Why this matters more than prompt injection
Everyone’s worried about prompt injection. Rightly so. Someone embeds a malicious instruction in a webpage, the model reads it, the agent does something it shouldn’t. It’s a real problem with real research behind it.
But the router problem is orthogonal to prompt injection. It happens in the JSON layer, before the model sees the request or after it emits a response. It’s outside the model’s reasoning loop entirely. A malicious router doesn’t need to trick the model. It just rewrites the response the model sends back. The model can be perfectly aligned, perfectly safe, perfectly capable of resisting prompt injection, and none of that matters if the router swaps the URL in a tool call from a legitimate installer to an attacker-controlled script.

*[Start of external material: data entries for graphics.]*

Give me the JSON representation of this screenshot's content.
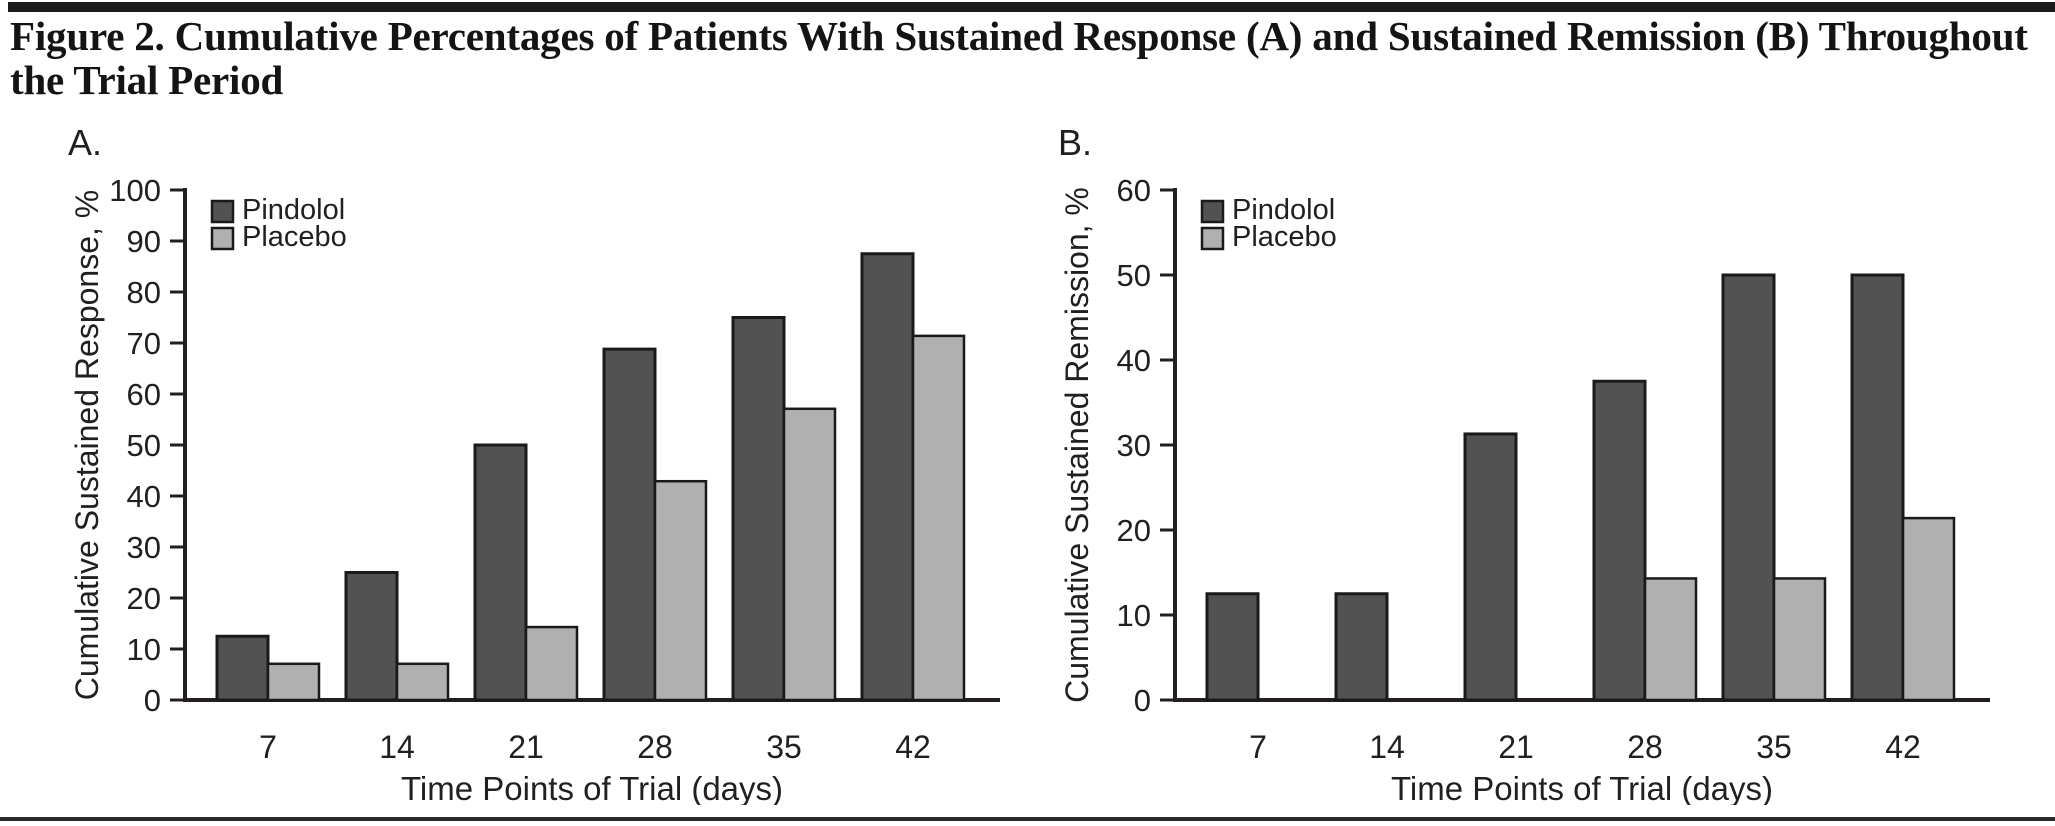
{
  "page": {
    "title_line1": "Figure 2. Cumulative Percentages of Patients With Sustained Response (A) and Sustained Remission (B) Throughout",
    "title_line2": "the Trial Period"
  },
  "colors": {
    "pindolol_fill": "#525252",
    "placebo_fill": "#b0b0b0",
    "bar_border": "#1a1a1a",
    "axis": "#231f20",
    "top_bar": "#1c1c1c"
  },
  "chart_data": [
    {
      "type": "bar",
      "panel_label": "A.",
      "categories": [
        "7",
        "14",
        "21",
        "28",
        "35",
        "42"
      ],
      "series": [
        {
          "name": "Pindolol",
          "color": "#525252",
          "values": [
            12.5,
            25,
            50,
            68.8,
            75,
            87.5
          ]
        },
        {
          "name": "Placebo",
          "color": "#b0b0b0",
          "values": [
            7.1,
            7.1,
            14.3,
            42.9,
            57.1,
            71.4
          ]
        }
      ],
      "xlabel": "Time Points of Trial (days)",
      "ylabel": "Cumulative Sustained Response, %",
      "ylim": [
        0,
        100
      ],
      "ytick_step": 10,
      "grid": false,
      "legend_position": "top-left"
    },
    {
      "type": "bar",
      "panel_label": "B.",
      "categories": [
        "7",
        "14",
        "21",
        "28",
        "35",
        "42"
      ],
      "series": [
        {
          "name": "Pindolol",
          "color": "#525252",
          "values": [
            12.5,
            12.5,
            31.3,
            37.5,
            50,
            50
          ]
        },
        {
          "name": "Placebo",
          "color": "#b0b0b0",
          "values": [
            0,
            0,
            0,
            14.3,
            14.3,
            21.4
          ]
        }
      ],
      "xlabel": "Time Points of Trial (days)",
      "ylabel": "Cumulative Sustained Remission, %",
      "ylim": [
        0,
        60
      ],
      "ytick_step": 10,
      "grid": false,
      "legend_position": "top-left"
    }
  ]
}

This composes with model-side safeguards rather than replacing them. You can have the best prompt injection defences in the world and still get compromised through the router. The two attacks stack. That’s what makes it dangerous.
What can actually be done
The researchers built a tool called Mine that implements the attack classes and tests defences. They evaluated three client-side mitigations that can be deployed today without waiting for provider cooperation.
A fail-closed policy gate that blocks suspicious shell rewrites in tool-call responses. Hit rate: blocks all injection samples with a 1.0% false positive rate.
Response-side anomaly screening that flags suspicious patterns in returned tool calls. Catches 89% of injection samples without requiring any changes to the upstream provider.
Append-only transparency logging that creates a verifiable record of what the router forwarded and what the client received.
These are good. They’re practical. They reduce exposure now, not after a standards body agrees on a specification in 18 months. But they’re patches on a fundamentally broken trust model.
What actually solves this is provider-backed cryptographic integrity. A mechanism that binds the tool call the model produces to the tool call the client executes. Until that exists, every router in the chain is an untrusted intermediary with god-mode access to your agent’s actions.
The uncomfortable truth
If you’re running agents through a router right now, and most of us are, you’re trusting every hop in that chain without verification. You don’t know how many intermediaries sit between your agent and the model. You don’t know if any of them are compromised. You don’t know if the tool call your agent just executed was the one the model actually returned.
The researchers tested this at scale and found real-world exploitation happening right now, in commercial routers that people pay money for and free routers that thousands of developers use every day.
The AI agent ecosystem is being built on a trust model that doesn’t hold. We’re connecting autonomous systems that execute code, manage credentials, and make decisions to infrastructure that has no integrity guarantees. The routers are the plumbing, and the plumbing is compromised.
I’m not going to stop using agents. The productivity gains are real. But I’m going to start paying attention to the infrastructure between my agent and the model. Because right now, the weakest link in my AI stack sits between me and the model. The router nobody audits.